Imagine you’re a ship captain navigating stormy seas. The storm here? A financial crisis. Your ship? The bank. And your contingency funding plan? The life raft, flare gun, and the snack pack all rolled into one. So, what’s in this magical raft?
Let’s unpack the essential components of a CFP and understand how they keep your financial ship afloat during tempests.
⚖️ Governance and Oversight — The Command Center
Every great plan needs great generals. A well-structured CFP starts with Governance and Oversight. This ensures that people who know what they’re doing are, well… actually doing something.
💼 Key Players:
- Corporate Treasury – The fund managers of the calm before the storm. They assess macro and micro risks and give the “go” signal when things go sideways.
- Liquidity Crisis Team $($LCT$)$ – Think of them as the financial Avengers. They design the CFP and coordinate when panic ensues.
- Management Committee – These are your in-crisis quarterbacks. They assess liquidity threats and keep stakeholders from diving overboard.
- Board of Directors – They’re the wise council. Their job? Provide oversight, advice, and try not to panic on Zoom calls.
🤝 Communication Is Key
Effective CFPs rely on timely communication. If business units don’t share information quickly, it’s like a fire drill where everyone runs in different directions.
So… if communication is crucial, what kind of structure and guidance keeps everyone aligned?
📚 Policies and Procedures — The Rulebook
No plan survives contact with reality unless it’s well-documented. Your CFP should have:
- Introduction and purpose
- Roles and responsibilities
- Scenarios and escalation
- Monitoring and frequency of reporting
Basically, it’s like IKEA instructions for crisis management. You will get lost without it.
But having a manual isn’t enough. Can we trust the raft doesn’t leak?
🧪 Testing and Readiness — Practice Before Panic
CFPs aren’t just theory—they need rehearsals! Test the fire alarm, don’t just assume it’ll work. Simulate scenarios. Try actions like:
- Selling securities
- Issuing debt
- Calling in the cavalry $($aka the LCT$)$
It helps detect holes in your raft before the flood. Now, what kind of scenarios should we prepare for?
🌊 Scenarios and Liquidity Gap Analysis — Stress Tests with Plot Twists
Your CFP should match your liquidity stress test scenarios. This includes:
- Systemic events $($like market-wide panic$)$
- Idiosyncratic events $($like your CEO tweeting something dumb$)$
The aim? Find liquidity gaps and bridge them before they become financial potholes.
And once we identify those gaps, what next?
🧩 Contingent Actions — Your Crisis Toolkit
Here’s where the magic happens. Once the gaps are known, the firm pulls out its crisis tools:
- Increase deposit rates? ✅
- Sell receivables? ✅
- Cut back on lending? ✅
- Start selling office chairs? 😅 Hopefully not yet.
The right action depends on the type of stress and its intensity.
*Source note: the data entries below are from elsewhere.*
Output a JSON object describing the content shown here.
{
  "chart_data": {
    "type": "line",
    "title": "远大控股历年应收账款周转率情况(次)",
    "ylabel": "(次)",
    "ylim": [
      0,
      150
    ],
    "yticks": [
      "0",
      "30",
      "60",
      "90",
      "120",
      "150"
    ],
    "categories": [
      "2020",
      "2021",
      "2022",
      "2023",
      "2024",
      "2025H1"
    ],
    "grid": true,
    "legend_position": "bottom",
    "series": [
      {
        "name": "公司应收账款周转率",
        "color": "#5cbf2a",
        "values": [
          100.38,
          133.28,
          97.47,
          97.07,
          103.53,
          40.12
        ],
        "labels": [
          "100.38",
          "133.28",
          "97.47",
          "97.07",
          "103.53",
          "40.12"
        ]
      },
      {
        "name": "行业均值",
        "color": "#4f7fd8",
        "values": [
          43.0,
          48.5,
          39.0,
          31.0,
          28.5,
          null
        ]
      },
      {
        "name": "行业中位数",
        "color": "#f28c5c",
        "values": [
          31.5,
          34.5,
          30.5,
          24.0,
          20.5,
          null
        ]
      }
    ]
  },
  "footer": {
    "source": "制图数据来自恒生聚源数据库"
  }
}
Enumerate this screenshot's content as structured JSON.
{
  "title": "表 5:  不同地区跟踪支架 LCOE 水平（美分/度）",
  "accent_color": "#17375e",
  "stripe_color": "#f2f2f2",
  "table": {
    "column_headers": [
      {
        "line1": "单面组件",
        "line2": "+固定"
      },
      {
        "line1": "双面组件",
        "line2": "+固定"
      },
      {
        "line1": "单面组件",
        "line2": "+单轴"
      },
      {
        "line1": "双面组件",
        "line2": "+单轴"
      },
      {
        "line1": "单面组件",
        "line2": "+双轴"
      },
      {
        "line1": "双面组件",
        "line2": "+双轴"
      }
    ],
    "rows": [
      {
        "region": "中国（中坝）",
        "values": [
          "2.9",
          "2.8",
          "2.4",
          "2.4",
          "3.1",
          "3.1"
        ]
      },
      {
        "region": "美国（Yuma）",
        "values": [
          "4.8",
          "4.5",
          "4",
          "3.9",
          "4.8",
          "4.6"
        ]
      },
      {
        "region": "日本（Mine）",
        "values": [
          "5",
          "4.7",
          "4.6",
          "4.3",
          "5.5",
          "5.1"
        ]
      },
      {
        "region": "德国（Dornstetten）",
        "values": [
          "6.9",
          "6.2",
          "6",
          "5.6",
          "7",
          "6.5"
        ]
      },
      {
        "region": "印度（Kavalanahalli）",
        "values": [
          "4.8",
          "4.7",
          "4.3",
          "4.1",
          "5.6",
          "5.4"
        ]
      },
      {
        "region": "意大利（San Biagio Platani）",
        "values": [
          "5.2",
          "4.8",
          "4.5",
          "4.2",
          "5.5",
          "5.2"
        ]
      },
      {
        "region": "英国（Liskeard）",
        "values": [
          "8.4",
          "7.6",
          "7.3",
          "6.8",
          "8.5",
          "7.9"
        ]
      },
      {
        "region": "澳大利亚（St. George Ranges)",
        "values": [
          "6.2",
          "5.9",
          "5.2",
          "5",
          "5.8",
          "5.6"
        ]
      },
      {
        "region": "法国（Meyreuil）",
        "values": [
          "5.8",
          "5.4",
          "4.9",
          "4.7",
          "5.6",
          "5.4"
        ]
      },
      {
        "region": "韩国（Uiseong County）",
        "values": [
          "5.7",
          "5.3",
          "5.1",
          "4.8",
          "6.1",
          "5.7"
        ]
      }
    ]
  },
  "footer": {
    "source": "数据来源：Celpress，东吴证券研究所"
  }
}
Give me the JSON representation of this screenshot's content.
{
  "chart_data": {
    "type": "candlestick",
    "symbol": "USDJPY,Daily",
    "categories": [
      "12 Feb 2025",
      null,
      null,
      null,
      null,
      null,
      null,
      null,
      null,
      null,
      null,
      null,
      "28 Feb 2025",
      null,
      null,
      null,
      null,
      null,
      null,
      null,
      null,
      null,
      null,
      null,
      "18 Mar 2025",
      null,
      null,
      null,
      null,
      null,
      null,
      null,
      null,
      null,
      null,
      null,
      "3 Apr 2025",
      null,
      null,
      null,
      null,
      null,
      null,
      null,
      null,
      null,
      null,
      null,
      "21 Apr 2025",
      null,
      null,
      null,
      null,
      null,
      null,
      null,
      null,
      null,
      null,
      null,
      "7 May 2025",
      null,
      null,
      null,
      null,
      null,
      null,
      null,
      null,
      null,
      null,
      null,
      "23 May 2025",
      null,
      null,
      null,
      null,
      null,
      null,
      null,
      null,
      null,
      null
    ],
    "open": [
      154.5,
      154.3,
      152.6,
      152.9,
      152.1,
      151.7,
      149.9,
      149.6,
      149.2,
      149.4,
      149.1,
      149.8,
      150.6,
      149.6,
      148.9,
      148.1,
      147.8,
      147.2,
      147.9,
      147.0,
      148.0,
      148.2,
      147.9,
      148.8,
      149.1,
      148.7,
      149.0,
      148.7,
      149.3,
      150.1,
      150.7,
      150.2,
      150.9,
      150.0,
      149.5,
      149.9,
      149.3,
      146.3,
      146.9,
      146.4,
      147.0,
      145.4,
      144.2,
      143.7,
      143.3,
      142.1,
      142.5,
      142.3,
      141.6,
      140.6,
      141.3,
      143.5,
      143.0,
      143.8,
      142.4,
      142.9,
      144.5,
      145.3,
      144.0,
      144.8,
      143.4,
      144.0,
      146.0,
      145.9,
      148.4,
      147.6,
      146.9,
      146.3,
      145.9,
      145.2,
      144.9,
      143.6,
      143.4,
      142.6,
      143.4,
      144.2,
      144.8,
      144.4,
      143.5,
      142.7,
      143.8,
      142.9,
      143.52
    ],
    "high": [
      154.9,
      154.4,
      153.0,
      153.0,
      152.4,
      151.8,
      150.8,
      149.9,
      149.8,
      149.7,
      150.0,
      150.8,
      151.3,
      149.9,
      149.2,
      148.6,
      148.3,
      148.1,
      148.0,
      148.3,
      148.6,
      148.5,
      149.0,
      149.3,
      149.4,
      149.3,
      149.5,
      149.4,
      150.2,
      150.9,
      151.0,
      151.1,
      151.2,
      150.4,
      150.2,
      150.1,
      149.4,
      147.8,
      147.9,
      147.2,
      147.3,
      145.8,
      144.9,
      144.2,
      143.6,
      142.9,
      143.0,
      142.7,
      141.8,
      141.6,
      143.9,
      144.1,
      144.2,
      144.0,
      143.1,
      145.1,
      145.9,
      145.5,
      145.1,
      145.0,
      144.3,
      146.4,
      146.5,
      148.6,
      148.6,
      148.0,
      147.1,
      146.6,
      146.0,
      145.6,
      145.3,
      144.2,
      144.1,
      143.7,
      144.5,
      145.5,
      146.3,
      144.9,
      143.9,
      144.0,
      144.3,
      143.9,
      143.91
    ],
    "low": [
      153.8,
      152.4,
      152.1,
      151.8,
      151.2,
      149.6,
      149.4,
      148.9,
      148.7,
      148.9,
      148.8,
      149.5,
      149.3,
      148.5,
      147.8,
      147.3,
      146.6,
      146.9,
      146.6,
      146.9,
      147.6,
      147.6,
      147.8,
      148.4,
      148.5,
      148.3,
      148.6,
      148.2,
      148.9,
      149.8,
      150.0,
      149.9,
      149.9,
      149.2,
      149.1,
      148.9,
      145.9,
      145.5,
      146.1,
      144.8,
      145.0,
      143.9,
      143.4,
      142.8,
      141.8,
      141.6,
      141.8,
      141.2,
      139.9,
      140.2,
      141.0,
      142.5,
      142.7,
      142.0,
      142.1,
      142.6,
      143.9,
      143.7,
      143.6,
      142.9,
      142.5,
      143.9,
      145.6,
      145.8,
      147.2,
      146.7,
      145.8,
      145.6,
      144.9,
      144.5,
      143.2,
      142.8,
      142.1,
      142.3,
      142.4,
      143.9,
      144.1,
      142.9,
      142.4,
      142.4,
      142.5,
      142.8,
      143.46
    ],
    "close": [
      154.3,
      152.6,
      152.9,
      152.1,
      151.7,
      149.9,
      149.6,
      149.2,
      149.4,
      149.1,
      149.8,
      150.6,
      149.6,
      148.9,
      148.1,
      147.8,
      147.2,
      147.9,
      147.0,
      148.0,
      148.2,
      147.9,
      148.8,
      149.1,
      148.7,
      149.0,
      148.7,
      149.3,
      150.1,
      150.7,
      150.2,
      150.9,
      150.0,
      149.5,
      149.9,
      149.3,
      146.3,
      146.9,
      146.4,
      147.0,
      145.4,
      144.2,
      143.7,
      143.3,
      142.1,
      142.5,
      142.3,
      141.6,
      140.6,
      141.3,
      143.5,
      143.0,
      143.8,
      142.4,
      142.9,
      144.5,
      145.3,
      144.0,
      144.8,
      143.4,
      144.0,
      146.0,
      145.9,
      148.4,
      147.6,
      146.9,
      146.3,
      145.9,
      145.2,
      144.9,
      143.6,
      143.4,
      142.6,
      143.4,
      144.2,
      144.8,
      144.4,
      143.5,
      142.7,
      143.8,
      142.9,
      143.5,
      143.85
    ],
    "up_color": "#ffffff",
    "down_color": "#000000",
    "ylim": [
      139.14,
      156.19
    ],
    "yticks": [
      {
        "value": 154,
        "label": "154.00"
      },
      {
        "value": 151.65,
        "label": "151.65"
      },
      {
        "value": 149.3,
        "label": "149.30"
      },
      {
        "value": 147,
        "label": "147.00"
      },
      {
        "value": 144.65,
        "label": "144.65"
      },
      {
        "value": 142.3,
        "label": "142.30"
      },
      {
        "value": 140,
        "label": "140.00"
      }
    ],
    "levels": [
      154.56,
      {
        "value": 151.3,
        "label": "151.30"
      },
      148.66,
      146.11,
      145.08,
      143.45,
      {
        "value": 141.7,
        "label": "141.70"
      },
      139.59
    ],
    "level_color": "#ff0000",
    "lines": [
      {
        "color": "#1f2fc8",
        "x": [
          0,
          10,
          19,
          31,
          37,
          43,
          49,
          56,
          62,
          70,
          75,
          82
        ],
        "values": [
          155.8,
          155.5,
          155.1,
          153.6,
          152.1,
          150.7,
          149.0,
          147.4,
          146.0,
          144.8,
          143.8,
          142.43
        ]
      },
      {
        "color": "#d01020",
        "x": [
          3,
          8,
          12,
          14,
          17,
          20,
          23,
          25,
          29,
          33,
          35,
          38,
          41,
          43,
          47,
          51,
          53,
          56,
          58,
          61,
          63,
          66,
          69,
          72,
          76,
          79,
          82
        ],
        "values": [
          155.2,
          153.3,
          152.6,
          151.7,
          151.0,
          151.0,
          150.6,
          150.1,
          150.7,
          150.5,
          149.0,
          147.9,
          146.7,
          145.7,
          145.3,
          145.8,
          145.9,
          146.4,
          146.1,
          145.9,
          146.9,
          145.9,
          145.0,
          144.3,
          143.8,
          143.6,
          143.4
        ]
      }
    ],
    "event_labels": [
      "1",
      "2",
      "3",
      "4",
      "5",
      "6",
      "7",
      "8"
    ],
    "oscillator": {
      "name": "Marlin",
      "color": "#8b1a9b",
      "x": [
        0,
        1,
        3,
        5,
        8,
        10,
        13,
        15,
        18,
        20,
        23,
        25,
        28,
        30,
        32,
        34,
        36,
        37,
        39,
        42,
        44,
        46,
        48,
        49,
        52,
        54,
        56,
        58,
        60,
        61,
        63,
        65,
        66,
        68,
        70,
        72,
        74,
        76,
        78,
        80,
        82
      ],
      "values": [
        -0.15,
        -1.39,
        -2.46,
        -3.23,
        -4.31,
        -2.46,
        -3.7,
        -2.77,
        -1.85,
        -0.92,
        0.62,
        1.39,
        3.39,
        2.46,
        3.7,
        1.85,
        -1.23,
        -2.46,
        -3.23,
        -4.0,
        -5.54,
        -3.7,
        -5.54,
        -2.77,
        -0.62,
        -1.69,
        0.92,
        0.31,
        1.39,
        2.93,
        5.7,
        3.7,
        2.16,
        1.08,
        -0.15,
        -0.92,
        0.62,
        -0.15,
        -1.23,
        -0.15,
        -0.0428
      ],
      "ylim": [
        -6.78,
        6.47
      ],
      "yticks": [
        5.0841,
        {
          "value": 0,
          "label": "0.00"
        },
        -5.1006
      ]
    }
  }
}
But beware: doing the wrong thing too soon might scream “we’re desperate!” louder than a clearance sale at a luxury store.
So, how do you decide when to act and how urgently?
📈 Monitoring and Escalation — Your Financial Seismograph
Monitoring uses Early Warning Indicators $($EWIs$)$ like:
🌍 Market and Business Measures:
- Stock market drops
- Credit downgrades
- Media panic or scandal
- Asset quality deterioration
💧 Liquidity Health Measures:
- Short-term liabilities vs total assets
- Funding concentration risk
- Liquid assets to volatile liabilities
When things heat up, escalation happens in 3 levels:
- Level 1 – Uh-oh, something’s off. Monitor closely. Tell the LCT to warm up.
- Level 2 – Things are going south. Reduce lending, sell assets. Start preparing escape pods.
- Level 3 – Full-blown crisis. Survive, reduce losses, and pray the emergency coffee machine works.
But these decisions need real-time data to be effective…
📊 Data and Reporting — Fuel for Fast Decisions
Data is the oxygen of the CFP. And we’re not talking once-a-month boardroom charts.
Best practice? Daily reporting—or even intraday—on:
- Cash flows
- Funding sources
- Intraday liquidity
- Contingent liabilities
- Liquidity coverage for future outflows
And hey, throw in some good qualitative color too. Numbers are great, but management also wants to understand the “why” behind the “what”.
🧠 Final Thoughts — Pulling It All Together
Your CFP isn’t a dusty binder. It’s a living, breathing system—a battle plan, a communication tool, and a crisis survival kit.
It answers:
- Who does what?
- When do we act?
- What do we act on?
- How do we recover?
Think of it like a GPS: you don’t just want to know you’re lost—you want rerouting options.
So, the big question now is:
Does your firm’s CFP cover all these components, or is it just a financial “In case of emergency, break glass” sign with no fire extinguisher inside?
Because in the world of liquidity… by the time you feel the thirst, the water might already be gone.